Here I want to point out that I was never diagnosed as depressed; I am not trying to say mine was clinical. I don't want to belittle what clinically depressed folks deal with. It can be very crippling. I was relatively functional while depressed. I held a job, saw friends, and sort of carried on with normal life. I just lost a lot of my inner self to the crippling feelings of disinterest and mind fog.

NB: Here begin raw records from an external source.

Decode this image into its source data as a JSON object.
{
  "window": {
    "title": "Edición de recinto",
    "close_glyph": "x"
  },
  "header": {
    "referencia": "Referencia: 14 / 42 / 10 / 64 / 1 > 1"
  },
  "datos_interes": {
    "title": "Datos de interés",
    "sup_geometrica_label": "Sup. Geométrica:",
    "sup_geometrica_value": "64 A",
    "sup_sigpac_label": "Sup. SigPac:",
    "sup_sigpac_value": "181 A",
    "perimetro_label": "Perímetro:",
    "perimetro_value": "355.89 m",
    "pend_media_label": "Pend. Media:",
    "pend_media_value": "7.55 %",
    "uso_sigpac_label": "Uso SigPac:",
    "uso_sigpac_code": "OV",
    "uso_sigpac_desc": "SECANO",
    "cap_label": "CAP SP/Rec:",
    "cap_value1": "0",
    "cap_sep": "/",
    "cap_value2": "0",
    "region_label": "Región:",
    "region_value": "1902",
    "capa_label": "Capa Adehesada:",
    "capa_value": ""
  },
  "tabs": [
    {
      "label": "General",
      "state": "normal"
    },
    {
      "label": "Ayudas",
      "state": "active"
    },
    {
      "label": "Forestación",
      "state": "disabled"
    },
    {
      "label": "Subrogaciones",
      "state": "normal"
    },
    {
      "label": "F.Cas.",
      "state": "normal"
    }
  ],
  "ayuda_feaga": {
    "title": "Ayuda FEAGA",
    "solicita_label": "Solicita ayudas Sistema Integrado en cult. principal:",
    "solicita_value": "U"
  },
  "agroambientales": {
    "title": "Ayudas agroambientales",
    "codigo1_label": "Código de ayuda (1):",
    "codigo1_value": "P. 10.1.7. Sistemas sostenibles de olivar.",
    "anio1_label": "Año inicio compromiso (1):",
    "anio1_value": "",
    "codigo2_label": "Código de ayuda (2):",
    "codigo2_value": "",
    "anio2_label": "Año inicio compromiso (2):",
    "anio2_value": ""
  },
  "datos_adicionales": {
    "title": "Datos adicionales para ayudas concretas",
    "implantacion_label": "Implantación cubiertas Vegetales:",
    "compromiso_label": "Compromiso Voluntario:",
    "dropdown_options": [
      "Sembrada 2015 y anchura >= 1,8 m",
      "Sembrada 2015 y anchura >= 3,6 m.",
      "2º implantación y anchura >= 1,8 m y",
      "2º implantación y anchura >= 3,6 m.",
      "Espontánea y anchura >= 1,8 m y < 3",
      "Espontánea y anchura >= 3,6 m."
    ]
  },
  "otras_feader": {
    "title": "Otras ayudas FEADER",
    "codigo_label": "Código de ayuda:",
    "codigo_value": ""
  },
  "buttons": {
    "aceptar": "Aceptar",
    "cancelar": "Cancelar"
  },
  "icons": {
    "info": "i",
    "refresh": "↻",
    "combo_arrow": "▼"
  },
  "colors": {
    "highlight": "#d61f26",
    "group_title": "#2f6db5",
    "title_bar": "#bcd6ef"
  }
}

So, yeah, I will say with confidence and a new-found view that I was depressed. It's OK. I am stronger for knowing, even when I feel sad or depressed again. Depression is not admitting something is wrong with me. It is admitting that I need love, support, and understanding, from both myself and others.
Show some love for your friends and family. They may need it more than you or they know or will admit.
—A Recovering Design Imposter
PS. This is my newest succulent. Which I've named Henrietta. It's been far more helpful than I realized to have plants to love and care for. Latent green-thumb gene has been activated!